The rules for non-disclosure of internal documents of the Council of Ministers of the European Union, including documents concerning new European legislation, are contrary to the Lisbon Treaty. That is what the parliamentary counsel concluded in an advice to the House of Representatives. A strong information position for MPs is one of the spearheads of the House of Representatives, hence the House asked the parliamentary counsel to prepare a legal analysis of public access to internal Council documents. This was done on the basis of the findings of the rapporteur on the provision of EU information, Mr Pieter Omtzigt MP (CDA).
Many internal Council documents are not disclosed, on the basis of internal rules of the Council of Ministers of the EU. This holds true, for instance, for new legislation on counterterrorism, migration or international trade agreements. According to the parliamentary counsel the Council must decide for each internal Council document whether it should remain confidential or can be made public. At present, it is laid down in the internal rules that so-called "LIMITE" documents (documents intended for internal distribution) are always confidential.
Internal EU rules held up to the light
For example, the House of Representatives receives internal negotiation documents about EU legislation as confidential information only; MPs are not allowed to quote from these documents during debates. According to a report from the standing committee on European Affairs on the provision of EU information this hampers the House in adequately scrutinizing the Brussels decision making. Neither can citizens follow the negotiations. That is why, in January 2017, the House of Representatives asked the parliamentary counsel to hold the EU rules concerning the disclosure of internal Council documents to the light. The parliamentary counsel concluded that these internal EU rules are no longer legally sustainable, in the light of the case law of the European Court of Justice. The parliamentary counsel also examined whether the House has the possibility to institute legal proceedings against the rules. The conclusion is that the House does not have the possibility to do so. However, the Dutch government could argue in favour of amending the rules in Europe.

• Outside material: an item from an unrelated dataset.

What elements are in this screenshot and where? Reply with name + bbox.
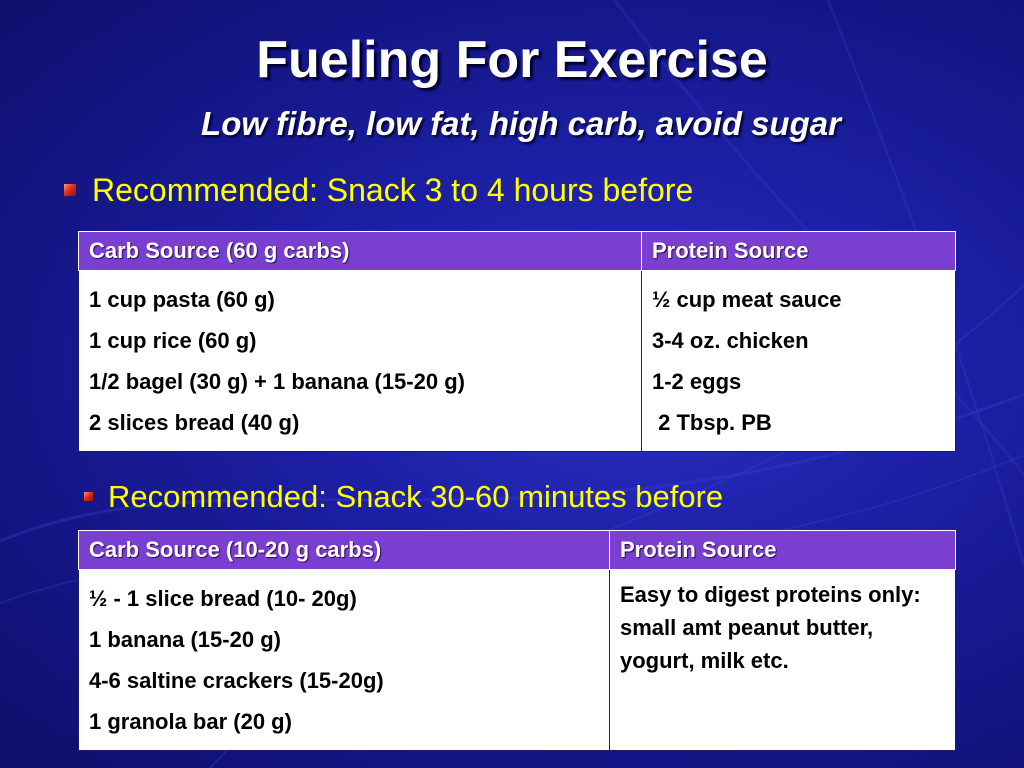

Increasing the transparency
In addition, the parliamentary counsel sums up a number of possibilities to increase the transparency of the European legislation process. For instance, an individual MP can make a request for access to internal Council documents on the grounds of the EU-regulation regarding public access to EU documents, the European equivalent of the Dutch Government Information (Public Access) Act. Moreover, MPs can raise the issue with their colleagues of the European Parliament or the European Ombudsman.
Rapporteur on the provision of EU information
Mr Pieter Omtzigt, MP for the Christian Democrats (CDA) is rapporteur on the provision of EU information on behalf of the standing committee on European Affairs. In a position paper Mr Omtzigt has brought forward four proposals to enhance the provision of information on European dossiers.
On 16 November 2016, the standing committee on European Affairs had a debate with Mr Bert Koenders, minister of Foreign Affairs, about the report. It was agreed that henceforth the House is allowed to consult external experts about confidential EU documents and that the Cabinet will bring up the need for more transparency about EU legislation in Europe.